Hampton Wick enjoys a strategic position at the Middlesex end of Kingston Bridge; all the early roads radiated from the end of the bridge as through roads to other places. It was, however, part of Hampton until 1831 but was semi-autonomous long before then. In fact the community was frequently in dispute with Hampton, particularly about the apportionment of income from parish charities: there were long-running legal proceedings. The opportunity to separate from Hampton parish came in 1831 when St Mary’s Church, now inadequate for the growing population, was rebuilt. The village became a separate parish and a new church dedicated to St John the Baptist (below) was built.

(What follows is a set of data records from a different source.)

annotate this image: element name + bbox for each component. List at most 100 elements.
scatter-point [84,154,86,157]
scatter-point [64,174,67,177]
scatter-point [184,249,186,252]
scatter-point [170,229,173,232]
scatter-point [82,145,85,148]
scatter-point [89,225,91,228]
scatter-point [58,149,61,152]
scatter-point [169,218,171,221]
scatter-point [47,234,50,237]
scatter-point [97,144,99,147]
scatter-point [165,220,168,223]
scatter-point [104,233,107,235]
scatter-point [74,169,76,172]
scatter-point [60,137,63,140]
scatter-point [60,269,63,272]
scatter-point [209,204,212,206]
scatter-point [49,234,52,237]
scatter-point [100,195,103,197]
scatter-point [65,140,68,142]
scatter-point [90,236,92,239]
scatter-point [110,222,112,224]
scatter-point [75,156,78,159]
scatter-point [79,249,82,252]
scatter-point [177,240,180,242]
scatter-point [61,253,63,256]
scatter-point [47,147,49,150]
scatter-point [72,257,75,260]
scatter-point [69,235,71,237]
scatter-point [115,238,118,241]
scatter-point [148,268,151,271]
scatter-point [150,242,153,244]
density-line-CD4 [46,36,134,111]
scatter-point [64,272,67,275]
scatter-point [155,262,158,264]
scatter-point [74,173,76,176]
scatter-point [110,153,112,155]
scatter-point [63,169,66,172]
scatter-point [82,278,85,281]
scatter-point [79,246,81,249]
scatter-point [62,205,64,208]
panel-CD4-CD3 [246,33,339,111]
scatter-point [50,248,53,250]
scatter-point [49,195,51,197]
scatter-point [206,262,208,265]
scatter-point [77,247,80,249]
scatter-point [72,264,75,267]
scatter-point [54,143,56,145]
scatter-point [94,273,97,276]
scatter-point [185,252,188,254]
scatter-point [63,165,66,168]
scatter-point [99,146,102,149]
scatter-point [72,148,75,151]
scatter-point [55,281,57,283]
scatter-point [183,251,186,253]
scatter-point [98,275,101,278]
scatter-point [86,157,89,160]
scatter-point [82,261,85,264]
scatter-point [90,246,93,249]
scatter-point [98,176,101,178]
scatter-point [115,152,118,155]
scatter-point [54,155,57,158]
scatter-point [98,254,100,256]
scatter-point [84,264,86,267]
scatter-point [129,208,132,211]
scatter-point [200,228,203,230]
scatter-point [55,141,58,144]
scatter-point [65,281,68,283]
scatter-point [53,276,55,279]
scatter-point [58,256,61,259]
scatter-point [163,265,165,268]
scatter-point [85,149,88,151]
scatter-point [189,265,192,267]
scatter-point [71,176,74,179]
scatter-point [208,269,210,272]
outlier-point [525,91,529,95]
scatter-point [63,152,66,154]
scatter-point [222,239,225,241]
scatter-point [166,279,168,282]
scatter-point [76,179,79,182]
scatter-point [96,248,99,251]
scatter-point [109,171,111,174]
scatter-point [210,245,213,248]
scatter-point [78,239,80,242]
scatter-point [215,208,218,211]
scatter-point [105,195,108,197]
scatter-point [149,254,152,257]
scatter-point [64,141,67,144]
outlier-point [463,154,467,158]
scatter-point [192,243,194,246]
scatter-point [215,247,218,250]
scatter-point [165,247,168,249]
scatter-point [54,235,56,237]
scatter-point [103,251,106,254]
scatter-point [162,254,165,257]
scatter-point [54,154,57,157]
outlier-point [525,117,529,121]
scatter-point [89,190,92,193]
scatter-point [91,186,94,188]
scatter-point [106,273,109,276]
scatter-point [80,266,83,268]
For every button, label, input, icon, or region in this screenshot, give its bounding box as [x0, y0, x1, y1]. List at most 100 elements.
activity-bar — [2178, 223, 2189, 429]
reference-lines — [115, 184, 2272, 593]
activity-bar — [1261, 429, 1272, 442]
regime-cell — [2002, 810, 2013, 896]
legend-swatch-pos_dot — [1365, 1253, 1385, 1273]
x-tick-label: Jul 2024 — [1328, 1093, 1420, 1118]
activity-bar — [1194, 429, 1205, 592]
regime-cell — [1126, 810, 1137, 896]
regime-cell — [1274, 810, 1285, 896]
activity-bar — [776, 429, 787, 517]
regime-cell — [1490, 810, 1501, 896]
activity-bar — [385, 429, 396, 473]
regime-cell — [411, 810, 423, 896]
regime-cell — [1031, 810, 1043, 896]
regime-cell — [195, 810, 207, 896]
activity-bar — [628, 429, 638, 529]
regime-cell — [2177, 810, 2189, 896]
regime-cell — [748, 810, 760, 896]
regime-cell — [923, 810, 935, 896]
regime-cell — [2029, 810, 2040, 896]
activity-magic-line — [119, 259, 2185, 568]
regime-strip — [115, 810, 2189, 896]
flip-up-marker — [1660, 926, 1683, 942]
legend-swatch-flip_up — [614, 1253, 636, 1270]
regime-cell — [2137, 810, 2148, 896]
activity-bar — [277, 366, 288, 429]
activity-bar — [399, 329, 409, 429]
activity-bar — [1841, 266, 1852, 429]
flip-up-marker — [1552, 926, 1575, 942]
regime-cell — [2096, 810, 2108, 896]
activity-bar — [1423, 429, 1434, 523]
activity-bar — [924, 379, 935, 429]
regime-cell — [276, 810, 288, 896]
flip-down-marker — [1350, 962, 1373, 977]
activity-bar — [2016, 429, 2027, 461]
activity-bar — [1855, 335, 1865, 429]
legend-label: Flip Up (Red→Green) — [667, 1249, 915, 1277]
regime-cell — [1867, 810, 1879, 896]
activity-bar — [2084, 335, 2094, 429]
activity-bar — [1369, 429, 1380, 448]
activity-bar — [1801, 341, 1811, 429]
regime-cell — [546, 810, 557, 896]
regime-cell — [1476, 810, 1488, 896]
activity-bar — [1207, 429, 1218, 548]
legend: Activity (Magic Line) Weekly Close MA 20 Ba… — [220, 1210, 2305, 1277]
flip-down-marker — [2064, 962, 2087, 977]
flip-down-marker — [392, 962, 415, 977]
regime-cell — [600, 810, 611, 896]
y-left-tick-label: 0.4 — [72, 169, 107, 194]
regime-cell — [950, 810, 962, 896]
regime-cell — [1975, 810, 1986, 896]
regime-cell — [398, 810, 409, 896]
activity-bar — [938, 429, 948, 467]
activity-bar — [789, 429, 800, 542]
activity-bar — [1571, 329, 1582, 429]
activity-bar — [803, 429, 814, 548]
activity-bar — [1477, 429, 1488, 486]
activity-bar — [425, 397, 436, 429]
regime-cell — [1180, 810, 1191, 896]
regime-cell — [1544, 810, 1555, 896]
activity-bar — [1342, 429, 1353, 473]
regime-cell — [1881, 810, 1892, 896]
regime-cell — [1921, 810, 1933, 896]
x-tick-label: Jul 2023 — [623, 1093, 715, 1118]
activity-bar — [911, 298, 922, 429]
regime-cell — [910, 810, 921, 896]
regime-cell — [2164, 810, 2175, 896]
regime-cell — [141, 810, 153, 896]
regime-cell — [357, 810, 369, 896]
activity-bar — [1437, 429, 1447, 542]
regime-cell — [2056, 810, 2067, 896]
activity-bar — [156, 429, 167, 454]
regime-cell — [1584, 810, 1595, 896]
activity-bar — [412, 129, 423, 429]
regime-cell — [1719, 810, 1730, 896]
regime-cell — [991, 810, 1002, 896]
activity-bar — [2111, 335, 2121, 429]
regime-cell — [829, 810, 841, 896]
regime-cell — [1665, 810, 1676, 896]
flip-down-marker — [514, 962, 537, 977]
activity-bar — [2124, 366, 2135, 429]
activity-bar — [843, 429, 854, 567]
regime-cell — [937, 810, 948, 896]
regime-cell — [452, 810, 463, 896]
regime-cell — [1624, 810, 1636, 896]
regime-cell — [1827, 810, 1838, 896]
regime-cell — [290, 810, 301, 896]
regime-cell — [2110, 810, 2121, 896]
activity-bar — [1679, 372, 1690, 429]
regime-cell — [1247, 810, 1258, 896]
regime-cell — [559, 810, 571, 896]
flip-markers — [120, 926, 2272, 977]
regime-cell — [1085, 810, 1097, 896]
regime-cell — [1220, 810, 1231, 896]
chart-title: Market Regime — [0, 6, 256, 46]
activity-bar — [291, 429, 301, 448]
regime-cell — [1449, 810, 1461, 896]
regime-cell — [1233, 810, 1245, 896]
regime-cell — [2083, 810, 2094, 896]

Kingston Bridge was rebuilt and opened in 1828 and nearly 20 properties in Hampton Wick were affected: many had to be demolished for the new approach roads. In 1865 schools were built for boys and girls in High Street and they were later extended. Between 1861 and 1863 the railway line from Twickenham to Kingston was cut through the village and another 20 houses had to be demolished.
In 1863 Hampton Wick was able to make the final break with Hampton when it became the first of the local areas to form a Local Board. This terminated local government control from Hampton. A library with Council offices above was built next to the schools in High Street.
There was further disruption to the village in 1902 when tramlines were laid and the road widened. This required the demolition of 21 buildings – some opposite the Swan public house and the rest opposite what is now the old library in High Street. New buildings were erected 20 feet (6 metres) further back. Since then the old school buildings have been replaced by an office block. Old Bridge Street, once packed with cottages, was mostly demolished in the 1960s and has been redeveloped.